Entrepreneurs who build cultures that adapt easily are more likely to succeed in the medium and long term. Entrepreneurs who build inflexible cultures will eventually see their brainchild behave as if it's brain dead.

What is Corporate Culture?

Some people think corporate culture is how a company appears to the outside world: Do people wear ties or hoodies? Is there an in-house gym? Are video games in the break room? Flextime or time clock?

However, just as a negative person can wear a constant smile, companies with stodgy cultures can imitate the appearance of a "cool" workplace. Indeed, its easier for a company to replace its window dressing rather than to change a failing culture.

Other people think that a company's mission statement defines its corporate culture. However, there are hundreds of companies whose mission statements promise "great customer service" but where, in practice, customer service is neglected.

Based upon my observations of hundreds of companies, I've come to the conclusion that corporate culture consists of the core beliefs of a company's founder and the executives who oversee the company's period of initial growth.

I've found eight of these core beliefs, but there are three that are the most important, as I explain in this video:

3 Questions That Will Help Define Your Company Culture

How Corporate Culture Works

To illustrate how core beliefs create a corporate culture, let's step outside the business world for a moment.

For the past few decades, the US government has been waging a so-called "war against drugs." The phrase reflects a core belief that the best way to handle drug addiction is to wage war upon the addicted. Thus we fund SWAT teams rather than methadone clinics.

In exactly the same way, when the core belief that "business is warfare" automatically creates war-like strategies and tactics. By contrast, the core belief that "business is an ecosystem" creates strategies and tactics that are, well, more "organic."

As a result, companies with different cultures will approach the exact same business opportunity in very different ways:

How to Create a Corporate Culture

In the post "What Truly Great Bosses Believe" (excerpted from Business Without the Bullsh*t), I go through all eight of the core beliefs that tend to result in a corporate culture that is flexible and thus adapts more easily to changing conditions.

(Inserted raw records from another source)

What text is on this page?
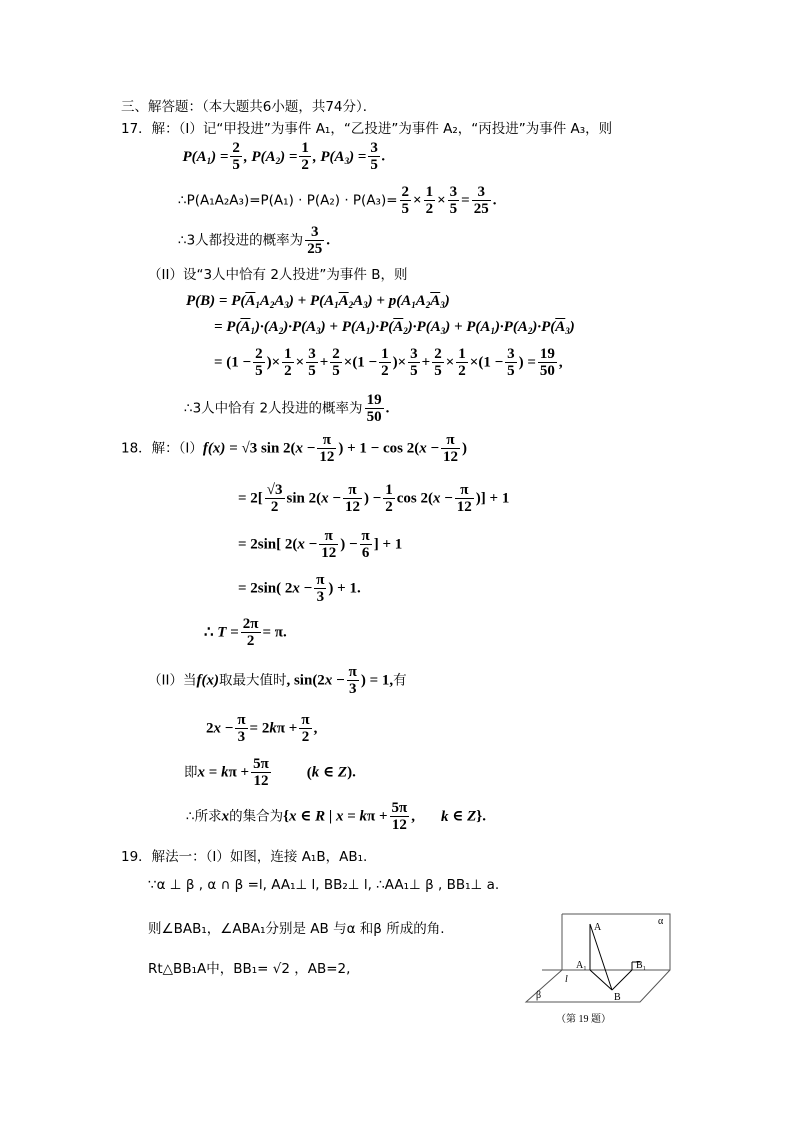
三、解答题：（本大题共6小题，共74分）．
17．解：（I）记“甲投进”为事件 A₁，“乙投进”为事件 A₂，“丙投进”为事件 A₃，则
$P(A_1) = \frac{2}{5}$ , $P(A_2) = \frac{1}{2}$ , $P(A_3) = \frac{3}{5}$ .
∴P(A₁A₂A₃)=P(A₁) · $P(A_2) \cdot P(A_3)= \frac{2}{5} \times \frac{1}{2} \times \frac{3}{5} = \frac{3}{25}$ .
∴3人都投进的概率为 $\frac{3}{25}$ .
（II）设“3人中恰有 2人投进”为事件 B，则
$P(B) = P(\overline{A}_1A_2A_3) + P(A_1\overline{A}_2A_3) + p(A_1A_2\overline{A}_3)$
= $P(\overline{A}_1)\cdot(A_2)\cdot P(A_3) + P(A_1)\cdot P(\overline{A}_2)\cdot P(A_3) + P(A_1)\cdot P(A_2)\cdot P(\overline{A}_3)$
= ($1 - \frac{2}{5}$ )× $\frac{1}{2} \times \frac{3}{5} + \frac{2}{5} \times(1 - \frac{1}{2}$ )× $\frac{3}{5} + \frac{2}{5} \times \frac{1}{2} \times(1 - \frac{3}{5}$ ) = $\frac{19}{50}$ ,
∴3人中恰有 2人投进的概率为 $\frac{19}{50}$ .
18．解：（I）f(x) = √3 $\sin 2(x - \frac{\pi}{12}$ ) + $1 - \cos 2(x - \frac{\pi}{12}$ )
= $2[ \frac{√3}{2}$ $\sin 2(x - \frac{\pi}{12}$ ) − $\frac{1}{2}$ $\cos 2(x - \frac{\pi}{12}$ )] + 1
= 2sin[ $2(x - \frac{\pi}{12}$ ) − $\frac{\pi}{6}$ ] + 1
= 2sin( $2x - \frac{\pi}{3}$ ) + 1.
∴ $T = \frac{2\pi}{2} = \pi$.
（II）当f(x)取最大值时, $\sin(2x - \frac{\pi}{3}$ ) = 1,有
$2x - \frac{\pi}{3} = 2k\pi + \frac{\pi}{2}$ ,
即$x = k\pi + \frac{5\pi}{12} (k$ ∈ Z).
∴所求x的集合为{x ∈ R | $x = k\pi + \frac{5\pi}{12}$ , k ∈ Z}.
19．解法一：（I）如图，连接 A₁B，AB₁.
∵α ⊥ β , α ∩ β =l, AA₁⊥ l, BB₂⊥ l, ∴AA₁⊥ β , BB₁⊥ a.
则∠BAB₁，∠ABA₁分别是 AB 与α 和β 所成的角.
Rt△BB₁A中，BB₁= √2 ，AB=2,
A
A₁
B
B₁
l
α
β
（第 19 题）
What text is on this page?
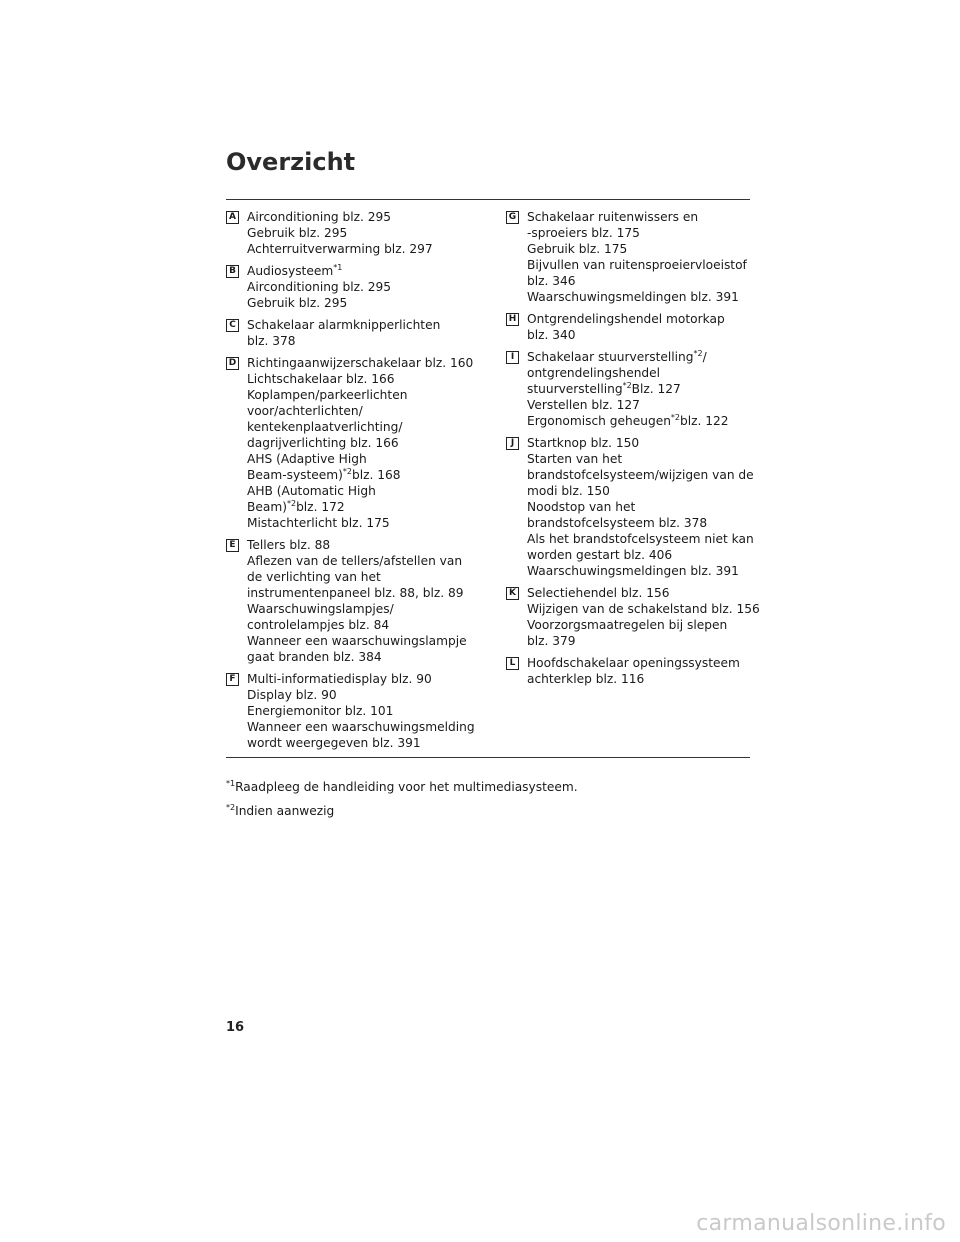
Overzicht
A Airconditioning blz. 295
Gebruik blz. 295
Achterruitverwarming blz. 297
B Audiosysteem$^{*1}$
Airconditioning blz. 295
Gebruik blz. 295
C Schakelaar alarmknipperlichten
blz. 378
D Richtingaanwijzerschakelaar blz. 160
Lichtschakelaar blz. 166
Koplampen/parkeerlichten
voor/achterlichten/
kentekenplaatverlichting/
dagrijverlichting blz. 166
AHS (Adaptive High
Beam-systeem)$^{*2}$blz. 168
AHB (Automatic High
Beam)$^{*2}$blz. 172
Mistachterlicht blz. 175
E Tellers blz. 88
Aflezen van de tellers/afstellen van
de verlichting van het
instrumentenpaneel blz. 88, blz. 89
Waarschuwingslampjes/
controlelampjes blz. 84
Wanneer een waarschuwingslampje
gaat branden blz. 384
F Multi-informatiedisplay blz. 90
Display blz. 90
Energiemonitor blz. 101
Wanneer een waarschuwingsmelding
wordt weergegeven blz. 391
G Schakelaar ruitenwissers en
-sproeiers blz. 175
Gebruik blz. 175
Bijvullen van ruitensproeiervloeistof
blz. 346
Waarschuwingsmeldingen blz. 391
H Ontgrendelingshendel motorkap
blz. 340
I	Schakelaar stuurverstelling$^{*2}$/
ontgrendelingshendel
stuurverstelling$^{*2}$Blz. 127
Verstellen blz. 127
Ergonomisch geheugen$^{*2}$blz. 122
J	Startknop blz. 150
Starten van het
brandstofcelsysteem/wijzigen van de
modi blz. 150
Noodstop van het
brandstofcelsysteem blz. 378
Als het brandstofcelsysteem niet kan
worden gestart blz. 406
Waarschuwingsmeldingen blz. 391
K Selectiehendel blz. 156
Wijzigen van de schakelstand blz. 156
Voorzorgsmaatregelen bij slepen
blz. 379
L Hoofdschakelaar openingssysteem
achterklep blz. 116
$^{*1}$Raadpleeg de handleiding voor het multimediasysteem.
$^{*2}$Indien aanwezig
16
carmanualsonline.info
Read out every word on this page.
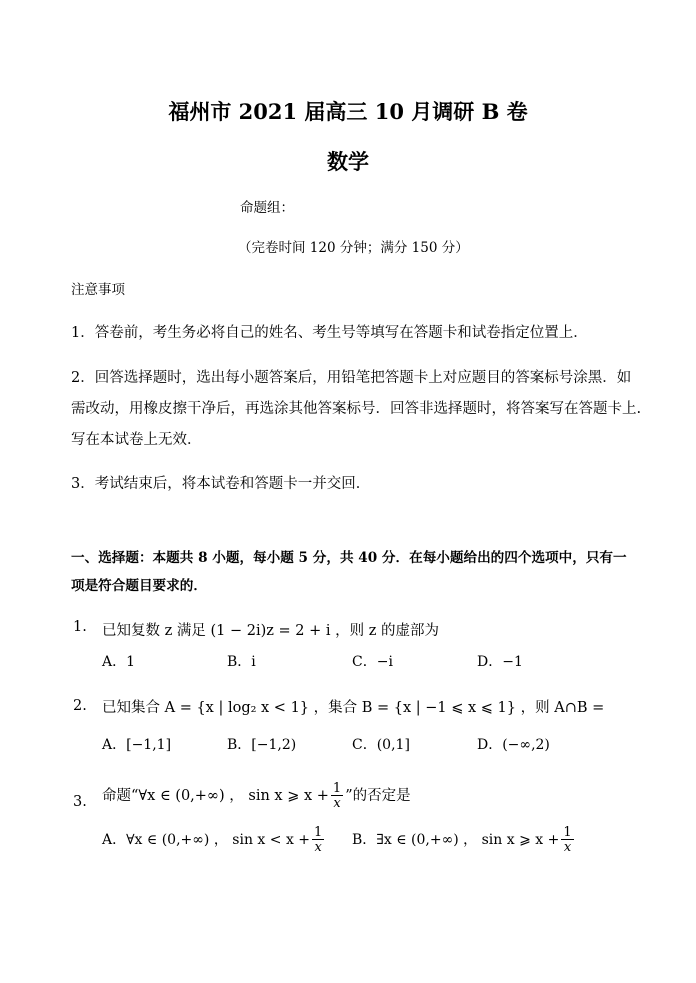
福州市 2021 届高三 10 月调研 B 卷
数学
命题组：
（完卷时间 120 分钟；满分 150 分）
注意事项
1．答卷前，考生务必将自己的姓名、考生号等填写在答题卡和试卷指定位置上．
2．回答选择题时，选出每小题答案后，用铅笔把答题卡上对应题目的答案标号涂黑．如
需改动，用橡皮擦干净后，再选涂其他答案标号．回答非选择题时，将答案写在答题卡上.
写在本试卷上无效．
3．考试结束后，将本试卷和答题卡一并交回．
一、选择题：本题共 8 小题，每小题 5 分，共 40 分．在每小题给出的四个选项中，只有一
项是符合题目要求的．
1. 已知复数 z 满足 (1 − 2i)z = 2 + i ，则 z 的虚部为
A．1	B．i	C．−i	D．−1
2. 已知集合 A = {x | log₂ x < 1} ，集合 B = {x | −1 ⩽ x ⩽ 1} ，则 A∩B =
A．[−1,1]	B．[−1,2)	C．(0,1]	D．(−∞,2)
3. 命题“∀x ∈ (0,+∞) ， sin x ⩾ $x + \frac{1}{x}$ ”的否定是
A．∀x ∈ (0,+∞) ， $\sin x < x + \frac{1}{x}$ B．∃x ∈ (0,+∞) ， sin x ⩾ $x + \frac{1}{x}$
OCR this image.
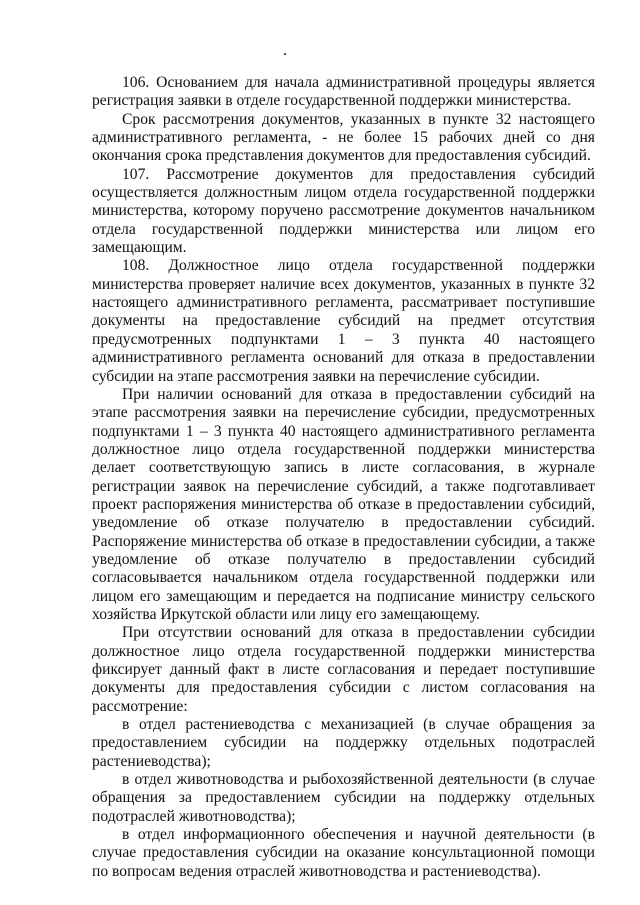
106. Основанием для начала административной процедуры является регистрация заявки в отделе государственной поддержки министерства.

Срок рассмотрения документов, указанных в пункте 32 настоящего административного регламента, - не более 15 рабочих дней со дня окончания срока представления документов для предоставления субсидий.

107. Рассмотрение документов для предоставления субсидий осуществляется должностным лицом отдела государственной поддержки министерства, которому поручено рассмотрение документов начальником отдела государственной поддержки министерства или лицом его замещающим.

108. Должностное лицо отдела государственной поддержки министерства проверяет наличие всех документов, указанных в пункте 32 настоящего административного регламента, рассматривает поступившие документы на предоставление субсидий на предмет отсутствия предусмотренных подпунктами 1 – 3 пункта 40 настоящего административного регламента оснований для отказа в предоставлении субсидии на этапе рассмотрения заявки на перечисление субсидии.

При наличии оснований для отказа в предоставлении субсидий на этапе рассмотрения заявки на перечисление субсидии, предусмотренных подпунктами 1 – 3 пункта 40 настоящего административного регламента должностное лицо отдела государственной поддержки министерства делает соответствующую запись в листе согласования, в журнале регистрации заявок на перечисление субсидий, а также подготавливает проект распоряжения министерства об отказе в предоставлении субсидий, уведомление об отказе получателю в предоставлении субсидий. Распоряжение министерства об отказе в предоставлении субсидии, а также уведомление об отказе получателю в предоставлении субсидий согласовывается начальником отдела государственной поддержки или лицом его замещающим и передается на подписание министру сельского хозяйства Иркутской области или лицу его замещающему.

При отсутствии оснований для отказа в предоставлении субсидии должностное лицо отдела государственной поддержки министерства фиксирует данный факт в листе согласования и передает поступившие документы для предоставления субсидии с листом согласования на рассмотрение:

в отдел растениеводства с механизацией (в случае обращения за предоставлением субсидии на поддержку отдельных подотраслей растениеводства);

в отдел животноводства и рыбохозяйственной деятельности (в случае обращения за предоставлением субсидии на поддержку отдельных подотраслей животноводства);

в отдел информационного обеспечения и научной деятельности (в случае предоставления субсидии на оказание консультационной помощи по вопросам ведения отраслей животноводства и растениеводства).
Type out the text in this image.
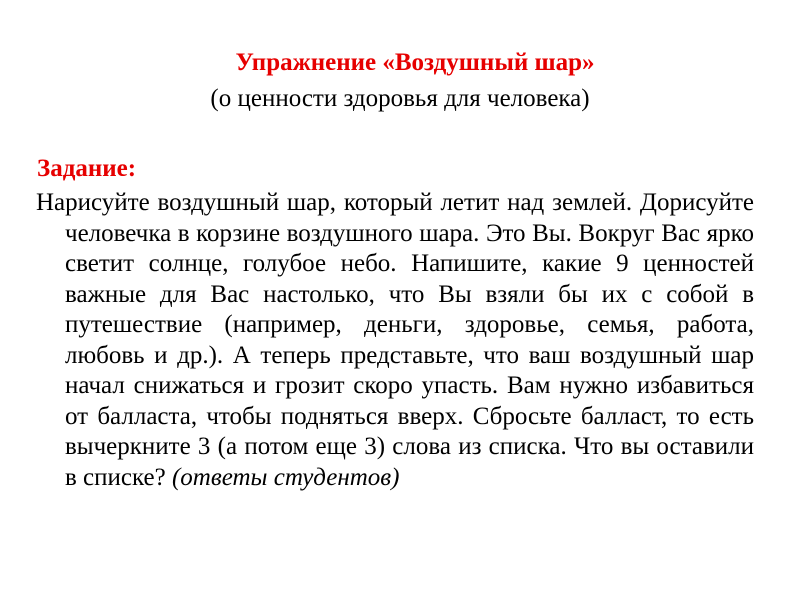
Упражнение «Воздушный шар»
(о ценности здоровья для человека)
Задание:
Нарисуйте воздушный шар, который летит над землей. Дорисуйте человечка в корзине воздушного шара. Это Вы. Вокруг Вас ярко светит солнце, голубое небо. Напишите, какие 9 ценностей важные для Вас настолько, что Вы взяли бы их с собой в путешествие (например, деньги, здоровье, семья, работа, любовь и др.). А теперь представьте, что ваш воздушный шар начал снижаться и грозит скоро упасть. Вам нужно избавиться от балласта, чтобы подняться вверх. Сбросьте балласт, то есть вычеркните 3 (а потом еще 3) слова из списка. Что вы оставили в списке? (ответы студентов)
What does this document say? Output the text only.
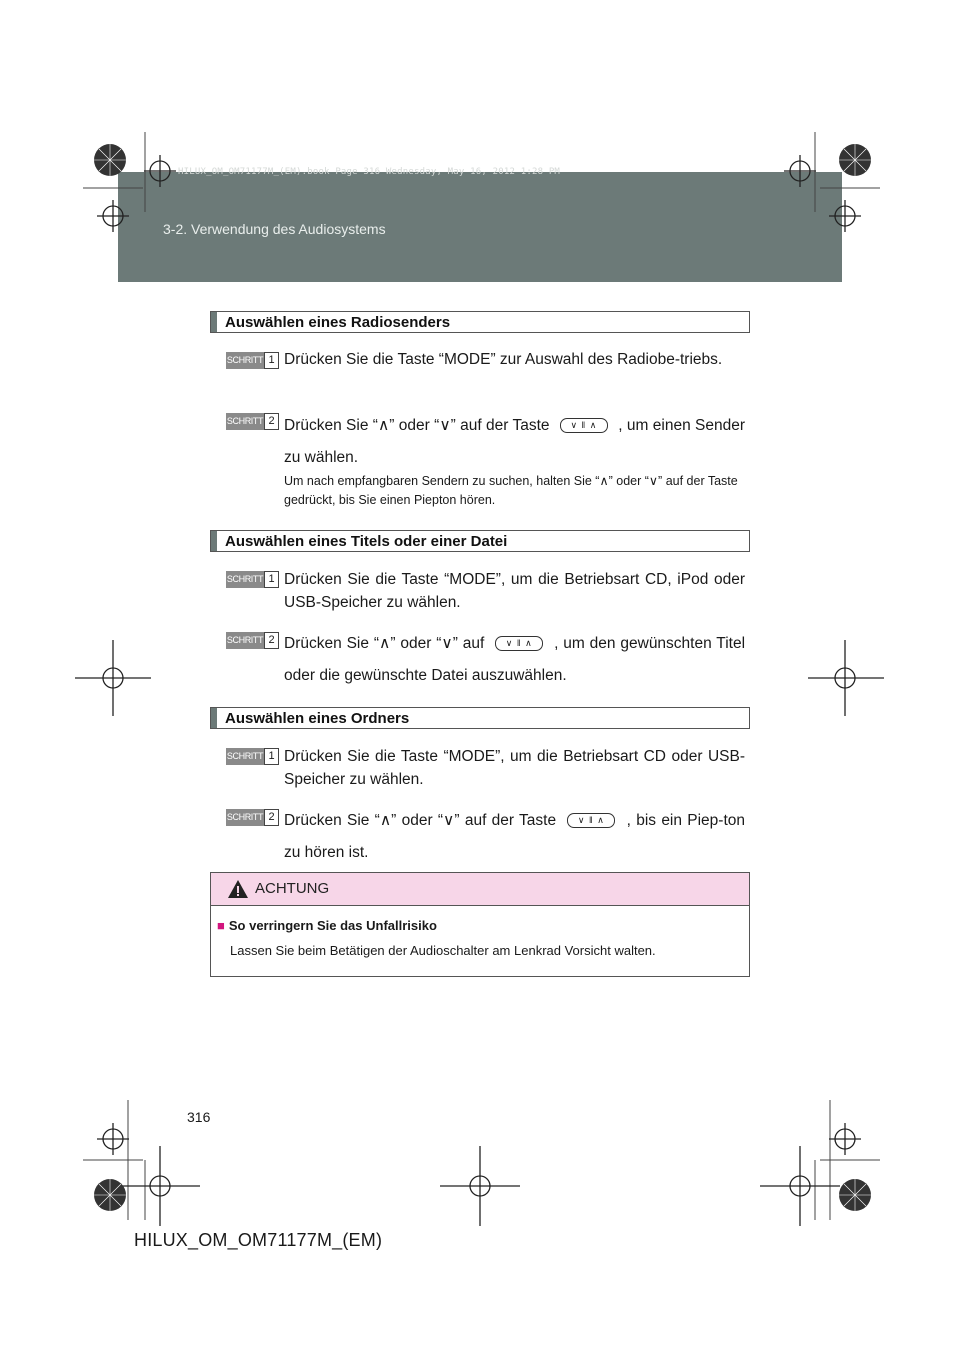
HILUX_OM_OM71177M_(EM).book Page 316 Wednesday, May 16, 2012 1:28 PM
3-2. Verwendung des Audiosystems
Auswählen eines Radiosenders
SCHRITT 1 Drücken Sie die Taste “MODE” zur Auswahl des Radiobe-triebs.
SCHRITT 2 Drücken Sie “∧” oder “∨” auf der Taste ∨ ‖ ∧ , um einen Sender zu wählen.
Um nach empfangbaren Sendern zu suchen, halten Sie “∧” oder “∨” auf der Taste gedrückt, bis Sie einen Piepton hören.
Auswählen eines Titels oder einer Datei
SCHRITT 1 Drücken Sie die Taste “MODE”, um die Betriebsart CD, iPod oder USB-Speicher zu wählen.
SCHRITT 2 Drücken Sie “∧” oder “∨” auf ∨ ‖ ∧ , um den gewünschten Titel oder die gewünschte Datei auszuwählen.
Auswählen eines Ordners
SCHRITT 1 Drücken Sie die Taste “MODE”, um die Betriebsart CD oder USB-Speicher zu wählen.
SCHRITT 2 Drücken Sie “∧” oder “∨” auf der Taste ∨ ‖ ∧ , bis ein Piep-ton zu hören ist.
ACHTUNG
■ So verringern Sie das Unfallrisiko
Lassen Sie beim Betätigen der Audioschalter am Lenkrad Vorsicht walten.
316
HILUX_OM_OM71177M_(EM)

The essential idea here is that these core beliefs are a choice. Once you're aware of the consequences of these core beliefs, as you build your company you can choose to emphasize and encourage the beliefs that will create the best results.

The most important place to do this is in your own mental habits. By being self-aware of your own thought processes, you can consciously edit out a tendency to think in battlefield metaphors and reframe situations using the ecosystem model.

Similarly, when you're interviewing candidates for important positions, listen to the metaphors that the candidate uses. For example, a candidate for a marketing position who talks about "destroying competitors" might not be the best fit.

Finally, an entrepreneur create a more flexible culture by guiding meetings and presentations away from imagery and concepts that encourage inflexible thinking.

For example, if the management team focuses too much on organizational structure (corporation as machine), the entrepreneur can reframe the problem of "how to work together" as a leadership challenge (corporation as community).

As a company grows, the constant reinforcement of core beliefs eventually create a culture that reflects those beliefs.